I started to think about the mighty works that I have seen God do right before my very eyes, and the Lord brought to mind what is currently taking place inside me—the growth of my sweet baby boy. The kicks I feel on an hourly basis, my growing belly, and the healthy heartbeat we hear at doctor’s appointments all point to a mighty work of the Creator. As I’ve mentioned many times before, I am more scared about this new life that is coming my way than I anticipated being. My husband and I have many changes coming our way at once and not knowing what that looks like has sent me into a whirlwind of emotions on any given day. What grace the Lord gave me the morning I did this lesson of Fearless as I thought about the mighty work being performed in my own body that I am allowed to witness. The Lord sweetly allowed the root of my fear to be brought into light on this particular morning. And I wanted to share this with you because while you may not be experiencing the same fear I am, we all do have fears, and I hope what the Lord did for me will be of encouragement to you. Or maybe when you are in the stage of life where I am right now, if you have similar fears, you will know that you are not alone.

I feel as if I hear all the time when people know I’m pregnant, “Enjoy your alone time with your husband now while you can,” or, “Your marriage is easy right now, just wait until you have kids,” or something along those lines. Besides my relationship with the Lord, and to be completely honest, so often even above my relationship with the Lord, my marriage is the most important thing to me. I have seen with my own eyes how easy it is for marriages to drift off into habits that are unhealthy and then people feel as if they can’t get back to where they were. I do not want my husband and me to be one of those couples. And I have been concerned about the impact children will have on our marriage. I want to love my children well and love them in a way that points them to the unfailing love of their heavenly Father, but the Lord revealed the lie I’ve been believing that if I fully embrace loving them then that means the love I have for my husband will change. I don’t know what it looks like to continue to put your husband first but also have a child that needs you and needs to be loved. As I journaled this all out to the Lord, I was frustrated because I desperately wanted to know the answer is to this question (and honestly still do). I just really like to have things figured out and this is something that’s not going to be “figured out” right now.

I confessed to the Lord, “Lord, my mind has been taken over by fear and feelings lately. I’ve allowed myself to believe that I need to address the fear and be realistic, not naïve in thinking nothing could happen, and this has caused me to miss out on the beauty and mighty work of what is happening inside me. I’ve allowed myself to become so fearful of change instead of thinking about and leaning into you.”

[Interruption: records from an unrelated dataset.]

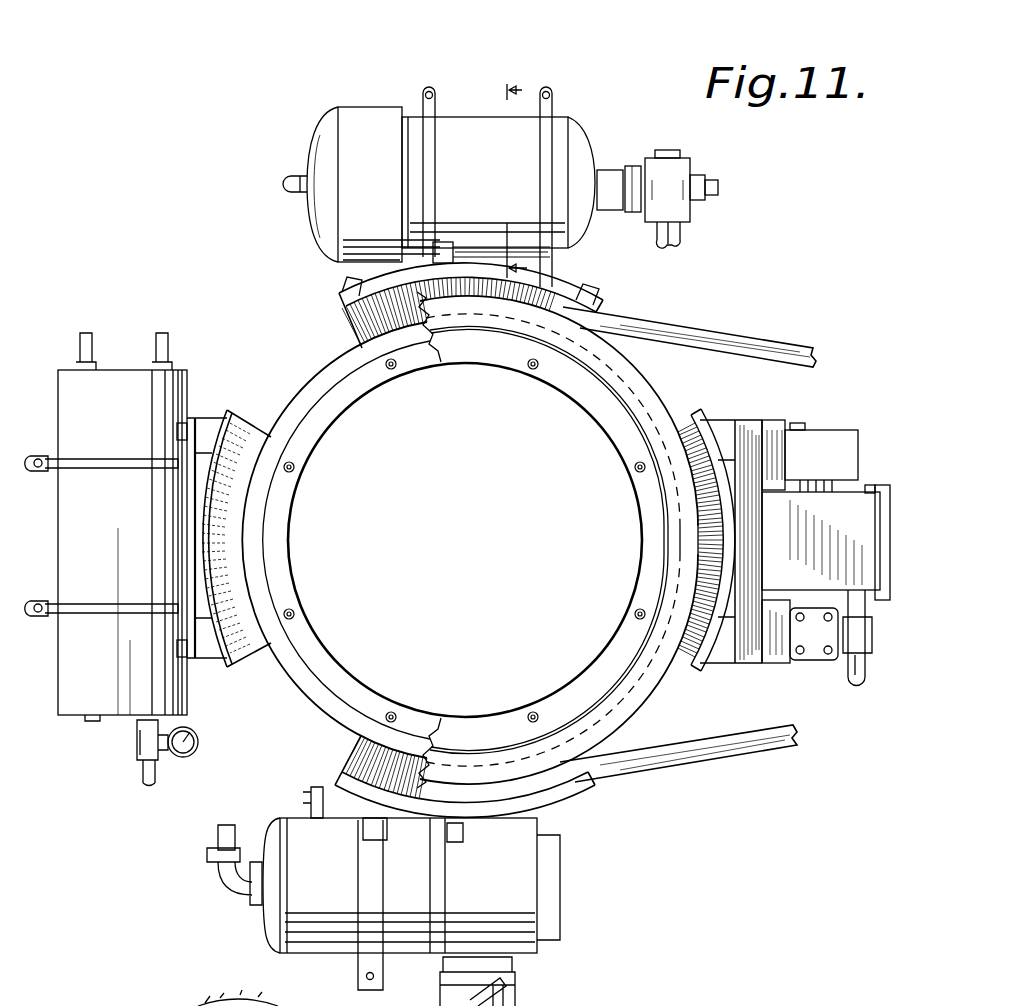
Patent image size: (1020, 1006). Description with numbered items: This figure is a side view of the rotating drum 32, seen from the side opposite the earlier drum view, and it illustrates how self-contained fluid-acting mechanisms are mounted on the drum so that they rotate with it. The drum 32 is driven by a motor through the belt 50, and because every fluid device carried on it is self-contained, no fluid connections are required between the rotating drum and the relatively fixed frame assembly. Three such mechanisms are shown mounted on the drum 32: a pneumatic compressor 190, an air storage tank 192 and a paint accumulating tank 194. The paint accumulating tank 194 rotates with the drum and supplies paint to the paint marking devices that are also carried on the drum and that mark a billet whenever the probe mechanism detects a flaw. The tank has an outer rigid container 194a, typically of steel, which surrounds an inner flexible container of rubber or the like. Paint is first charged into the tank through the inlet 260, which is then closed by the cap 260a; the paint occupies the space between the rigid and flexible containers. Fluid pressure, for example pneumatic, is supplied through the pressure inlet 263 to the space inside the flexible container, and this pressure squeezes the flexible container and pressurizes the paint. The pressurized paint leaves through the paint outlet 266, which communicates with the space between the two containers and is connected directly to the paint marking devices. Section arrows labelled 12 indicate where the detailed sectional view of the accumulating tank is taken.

The section line 12 is at (524, 178).
The drum 32 is at (238, 428).
The belt 50 is at (738, 338).
The pneumatic compressor 190 is at (525, 940).
The air storage tank 192 is at (136, 424).
The paint accumulating tank 194 is at (462, 125).
The outer rigid container 194a is at (168, 1003).
The inlet 260 is at (690, 185).
The cap 260a is at (720, 188).
The pressure inlet 263 is at (297, 176).
The paint outlet 266 is at (682, 237).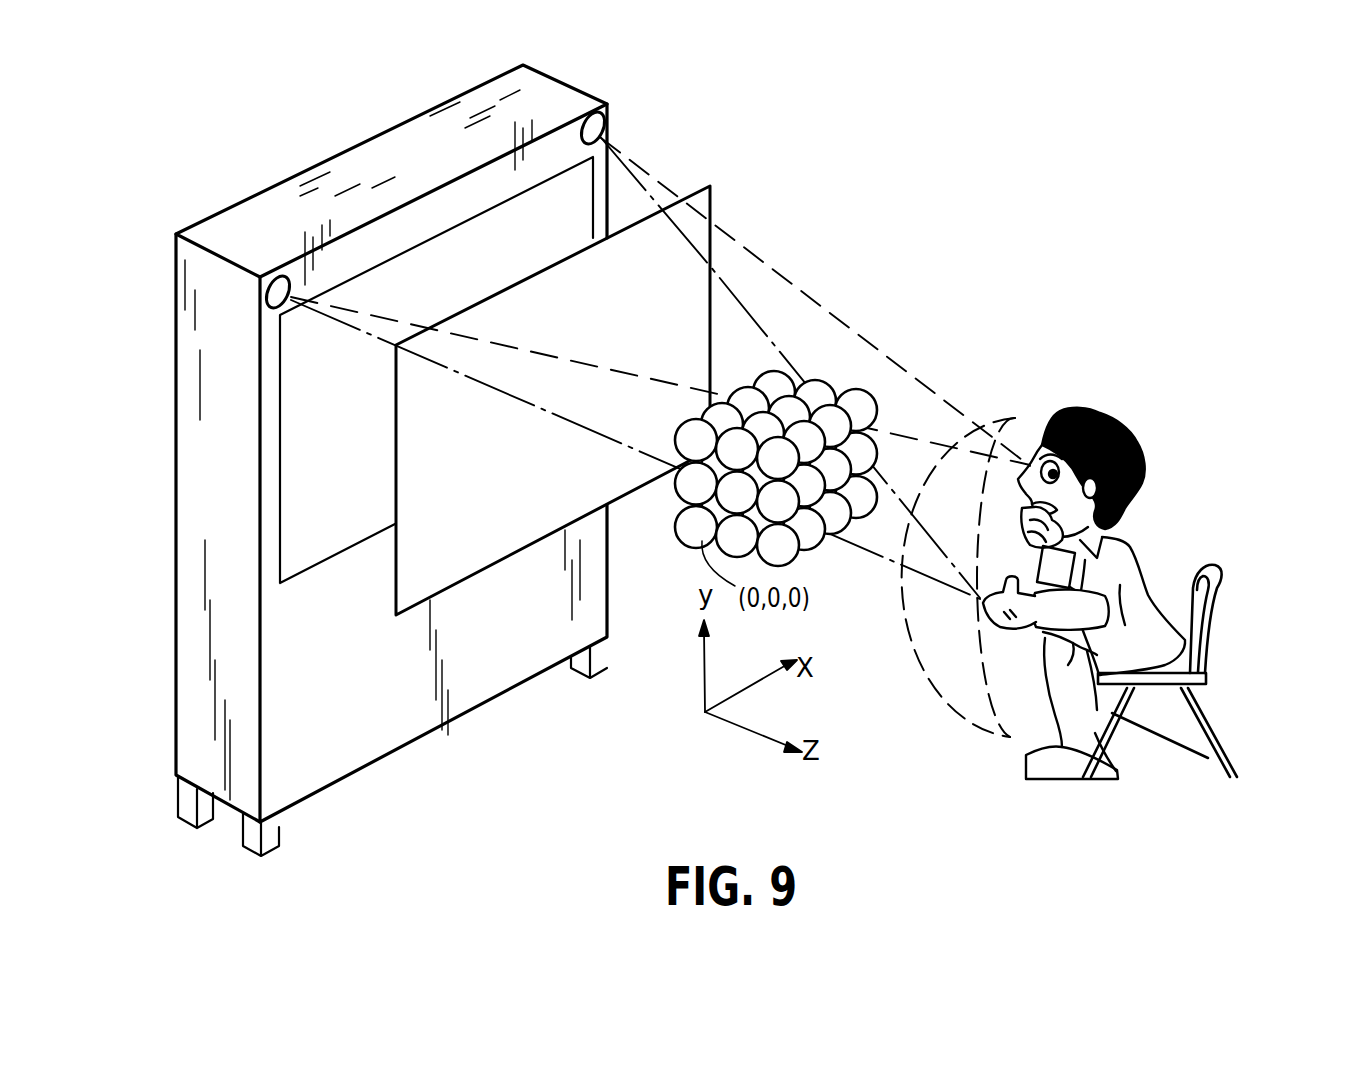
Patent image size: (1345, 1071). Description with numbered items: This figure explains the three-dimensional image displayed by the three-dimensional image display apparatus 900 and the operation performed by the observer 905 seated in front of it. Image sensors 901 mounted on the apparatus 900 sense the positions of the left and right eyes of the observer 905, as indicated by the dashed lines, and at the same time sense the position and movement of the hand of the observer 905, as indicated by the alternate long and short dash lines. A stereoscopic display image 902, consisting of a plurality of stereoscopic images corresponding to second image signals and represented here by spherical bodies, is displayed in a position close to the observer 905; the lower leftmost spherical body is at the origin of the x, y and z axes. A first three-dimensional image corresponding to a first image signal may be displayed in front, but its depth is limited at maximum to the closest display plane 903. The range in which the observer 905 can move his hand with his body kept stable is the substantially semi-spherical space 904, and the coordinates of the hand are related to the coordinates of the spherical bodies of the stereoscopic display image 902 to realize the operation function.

The three-dimensional image display apparatus 900 is at (427, 720).
The image sensors 901 is at (283, 278).
The stereoscopic display image 902 is at (679, 556).
The closest display plane 903 is at (710, 195).
The semi-spherical space 904 is at (1017, 418).
The observer 905 is at (1062, 768).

While it may not seem like a big deal, I hadn’t been able to communicate the exact fear of not knowing how to love my husband and my baby until that morning. It felt so freeing to be able to confess that exact fear to the Lord, and He led me to look up verses on children. I read God’s truth about children, not what other people say about them in our culture: “Behold, children are a heritage from the Lord, the fruit of the womb a reward. Like arrows in the hand of a warrior are the children of one’s youth. Blessed is the man who fills his quiver with them! He shall not be put to shame when he speaks with his enemies in the gate” (Psa. 127:3-5). The Lord then brought back to mind the story I had read the day before about Jehoshaphat in 2 Chronicles and his prayer as he realized his kingdom was about to be under attack by large armies. As I went to turn in my Bible to this story, I flipped right to 2 Chronicles 20:12, the exact verse I was looking for because it was bookmarked with my son’s first sonogram picture. The verse says, “For we are powerless against this great horde that is coming against us. We do not know what to do, but our eyes are on you.” Tears streamed down my face, more like an ugly sob, as I saw God’s mighty work that had taken place that morning, His grace to reveal this verse to me through a picture of my son.

I think I’ve wanted to see my fears and be realistic about them because I haven’t wanted to be blindsided by things that could potentially go wrong in all these changes. I’ve wanted to have a handle on all the potential possibilities and because of that fear has gripped me. I have believed the lie that it is irresponsible not to contemplate all the potential outcomes that could come our way. I can’t be that girl that, you know, thinks, “Oh everything is going to just be beautiful and all rainbows and butterflies all the time.” What the Lord helped me see that morning, however, is that yes, absolutely things will not always be perfect or rainbows and butterflies, even though that is really what I would prefer if I had my choice. He also helped me see that it’s okay to not know what’s coming and to be content in that because I can look to the One who does know what’s coming.

I still don’t know what it looks like to love my husband and my baby. Just like Jehoshaphat I am powerless, but my eyes can look to the One who has all the power. The truth is, children are a heritage from the Lord and those with many are blessed. The truth is, it’s not irresponsible to be powerless and not know what’s coming. The truth is, God was faithful in His Word and He’s still faithful today, and I can look to Him. The truth is, it’s not irresponsible to put my trust in Him alone. These truths are true for you too. If you’re feeling anything like I’m feeling, let’s pray for the grace to say with Jehoshaphat, “We don’t know what to do, but our eyes are on you” (2 Chron. 20:12).